3 Le livre de Bruno Maurer, que je souhaite placer ici au centre du débat [1], arrive donc à point nommé pour étayer une « mise en critique » des liens entre l’enseignement des langues, la didactique du plurilinguisme et la construction d’une idéologie éducative européenne. Cet ouvrage a reçu en France quelques échos favorables, dont ceux de Christian Puren (2012) et de Pierre Frath (2012), qui dénoncent les mêmes travers dans des principes éducatifs conçus à l’échelle européenne.

4 Je voudrais, dans ce court texte, expliquer mon désaccord avec bon nombre des positionnements de Bruno Maurer. Il me semble en effet ici que l’on se trompe de cible, que l’on fait un mauvais procès à l’éducation plurilingue et interculturelle. L’ouvrage de Maurer n’est en fait ni une étude de sociolinguistique, ni un travail de didactique critique vis-à-vis de ce courant éducatif devenu important, mais un essai, ou plutôt un pamphlet politique construit autour de l’hypothèse qu’une idéologie néolibérale, diffusée par les institutions européennes, serait sous-jacente à l’éducation au plurilinguisme. Certes, on comprend bien que tout projet (ou démarche) pédagogique reflète des choix et des positionnements politiques et sociologiques, et il est fort possible que le projet éducatif européen ne corresponde pas aux options de bon nombre de citoyens-chercheurs de France ou d’ailleurs. Mais il m’apparaît imprudent, scientifiquement, de réduire de façon trop simple et binaire l’éducation plurilingue et interculturelle aux velléités – fussent-elles néolibérales – de quelques consultants, bureaucrates et politiciens européens.

1) Plurilinguisme, enseignement des langues et CECR

5 Maurer, soutenu en cela par Ch. Puren (2012), brosse tout d’abord un intéressant panorama de la didactique des langues jusqu’à la publication du Cadre européen commun de référence pour les langues (CECR) en 2000-2001. L’auteur, renommant le Cadre par un nouveau sigle (CEUR : « Cadre européen unique de référence pour les langues », p. 79), explique que ce document s’est institué comme dogme pédagogique incontournable dans l’enseignement linguistique en Europe, devenant un des outils centraux de la domination pédagogique ayant cours actuellement dans le champ de la didactique des langues. Il reproche à ce texte de ne pas être un véritable outil d’enseignement, alors que les auteurs du Cadre eux-mêmes rappellent, depuis plus de dix ans, que cet outil n’a pas pour vocation d’être une méthode ou un manuel, mais vise à donner des pistes méthodologiques pour enseigner et apprendre les langues et évaluer ces apprentissages. Convenons ici que le CECR est passé dans les mœurs, que tous les enseignants y font référence, mais que sa mise en pratique sur le terrain n’est pas toujours des plus aisée. Que l’on pense par exemple à la mise en place souvent dysfonctionnelle des groupes de compétences en langues dans l’enseignement secondaire (français), inspirée de la philosophie du CECR, mais souvent convertie en l’établissement de groupe de niveaux « à l’ancienne ».

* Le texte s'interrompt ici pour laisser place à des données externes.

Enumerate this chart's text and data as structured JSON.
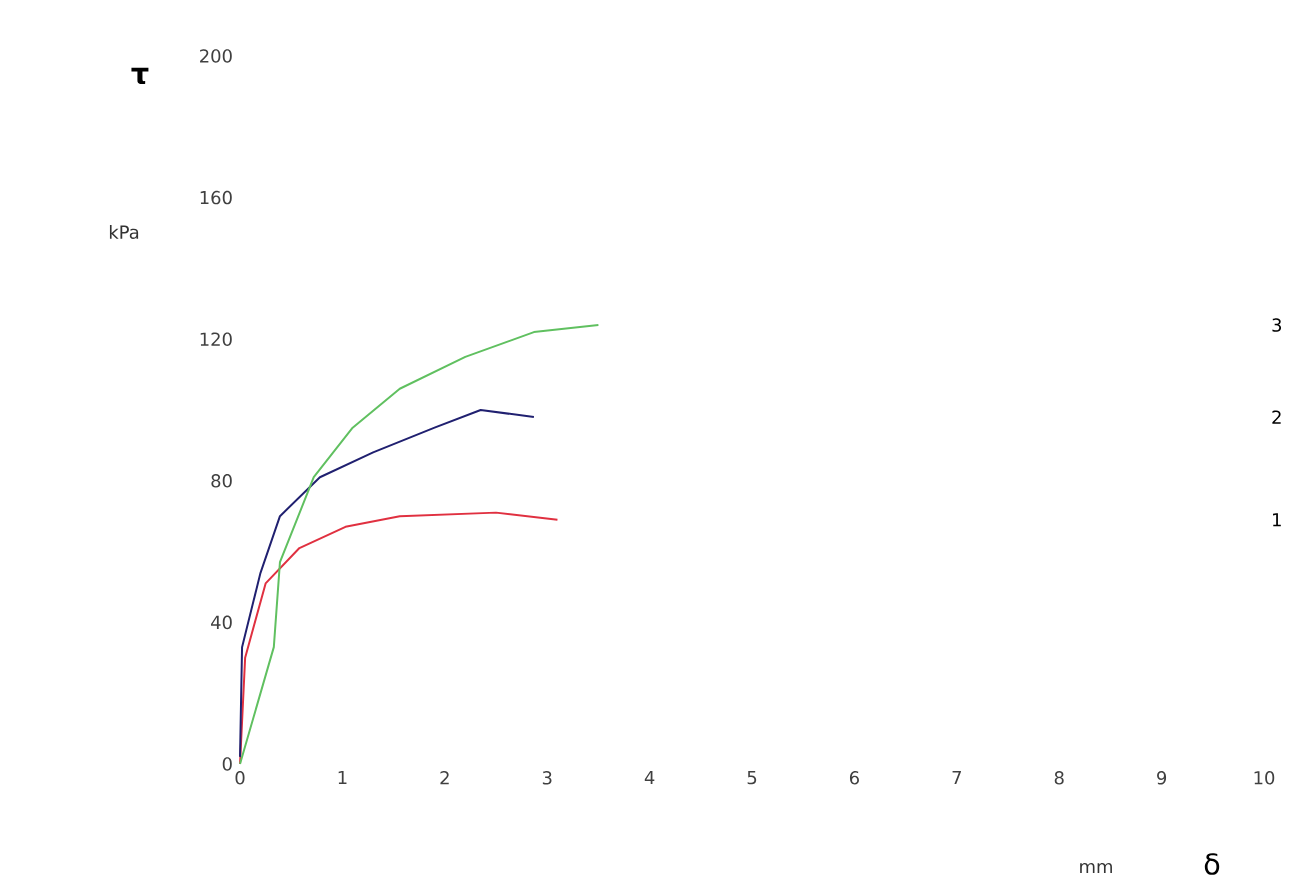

6 Mais l’ouvrage de Maurer, notamment dans sa première partie, sème la confusion. Il me semble important de souligner que l’erreur fondamentale de l’auteur est de dire, dans toute cette première partie de l’ouvrage, que le Cadre – et les autres outils publiés par le Conseil de l’Europe – ont pour but de substituer à l’enseignement-apprentissage des langues une éducation plurilingue et interculturelle. Rappelons ici quelques faits :

7 (a) Personne, surtout pas les concepteurs du Cadre, n’a affirmé où que ce soit que l’éducation au plurilinguisme devait remplacer les apprentissages structurels de la langue. Relire le chapitre 2 du Cadre suffit à s’en convaincre :

8

la compétence à communiquer langagièrement peut être considérée comme présentant plusieurs composantes : une composante linguistique, une composante sociolinguistique, une composante pragmatique (…) La compétence à communiquer langagièrement d’un sujet apprenant et communiquant est mise en œuvre dans la réalisation d’activités langagières variées pouvant relever de la réception, de la production, de l’interaction, de la médiation (notamment dans les activités de traduction et d’interprétation), chacun de ces modes d’activités étant susceptible de s’accomplir soit à l’oral, soit à l’écrit, soit à l’oral et à l’écrit (CECR, p. 17-18).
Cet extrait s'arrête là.